For all these reasons I find Kathy H. to be a compelling character, one that I keep coming back to over and over again. I say this because as a skateboarder entering into the golden years of skating, I've seen trends come and go, and I've witnessed the way social media and online spaces have democratized the industry, at least to a certain degree. But I would say one thing has stayed constant, and it's that same sense I had when I was in middle school: the undeniable connection between shame and appearance.

I'm not sure if I thought about it in this way when I was eleven, but I see now how I was told but not told about the definition of a poser. And I see now how those marks on my shoe weren't necessarily shorthand for being a skater, either. All of this crosses over into what we might think of as style. My style is my style, and there's nothing I can do about it, really. I could wear different clothes and I could throw up caution hands as much as I want, but my underlying style would come through, and that underlying style is one's interpretation of what one has been told and not told. I could simplify it and call it world building, but I don't like that term, so I won't. Instead, I want to point to that earlier quote from Ishiguro's text. It is Kathy's style. It's an indirect quote from her friend Tommy. It's something he's told her, but she is delivering it to us, the reader, through her narrative voice.

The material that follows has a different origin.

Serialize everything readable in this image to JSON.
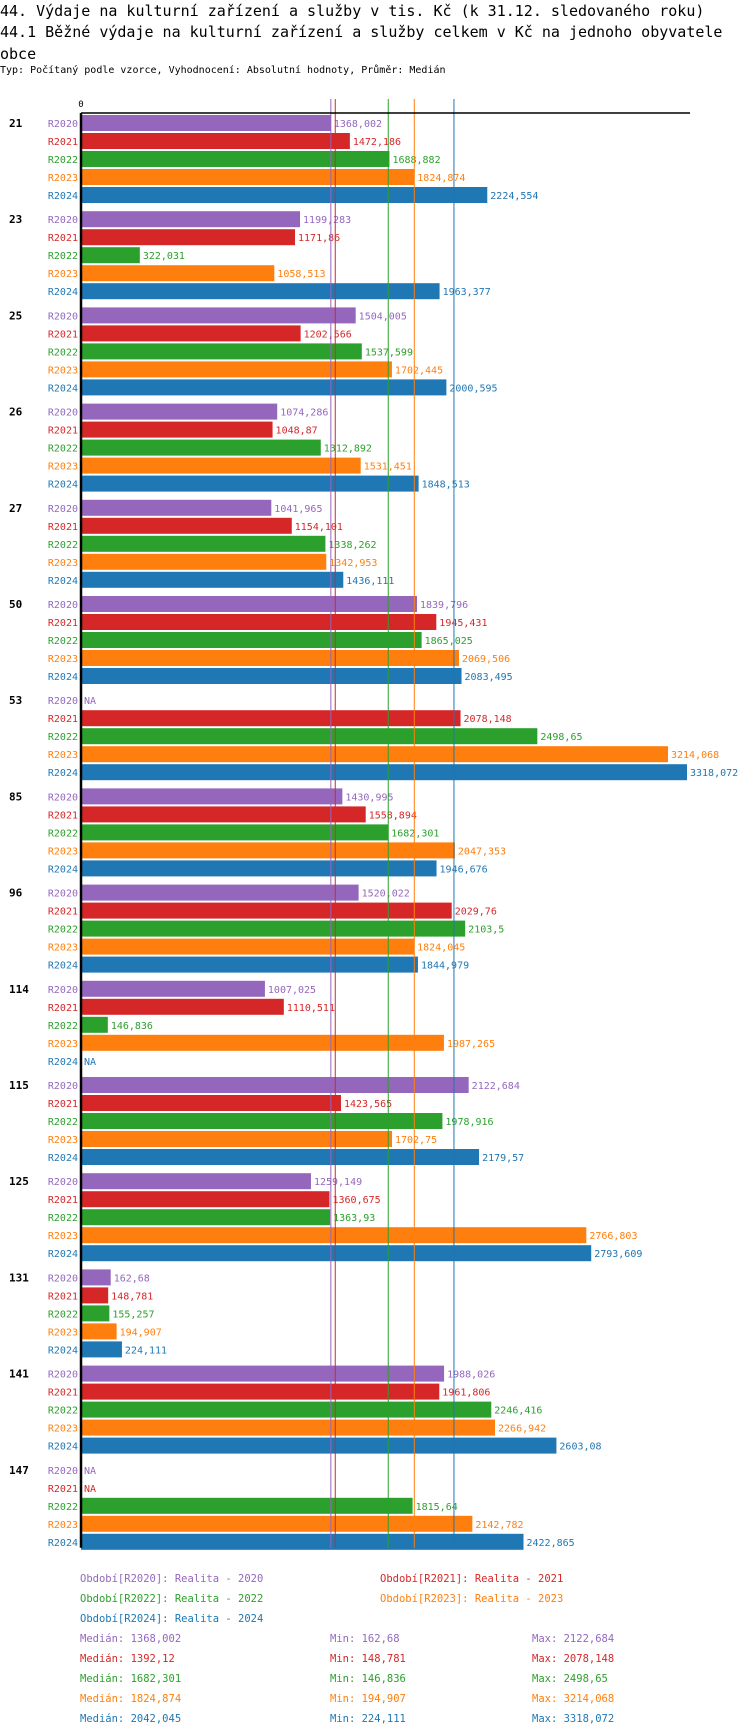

I'm not sure how many times I've read Never Let Me Go. Often I pick it up to read a random chapter or section. Sometimes I'll spend a week reading it all the way through. It's a quiet novel, one that helps me set my mind straight. If I start to think about all the things I could have done or all the things I still have to do, I check in with Kathy H., and she's still there sleuthing through what she's been told and not told. The thing that helps me is that she never holds a grudge about the situation she's in. Instead, she writes it down to help herself understand it better. And in the same way she reflects on her own experience, I try to look at my own and see what it is I've been trying to tell myself.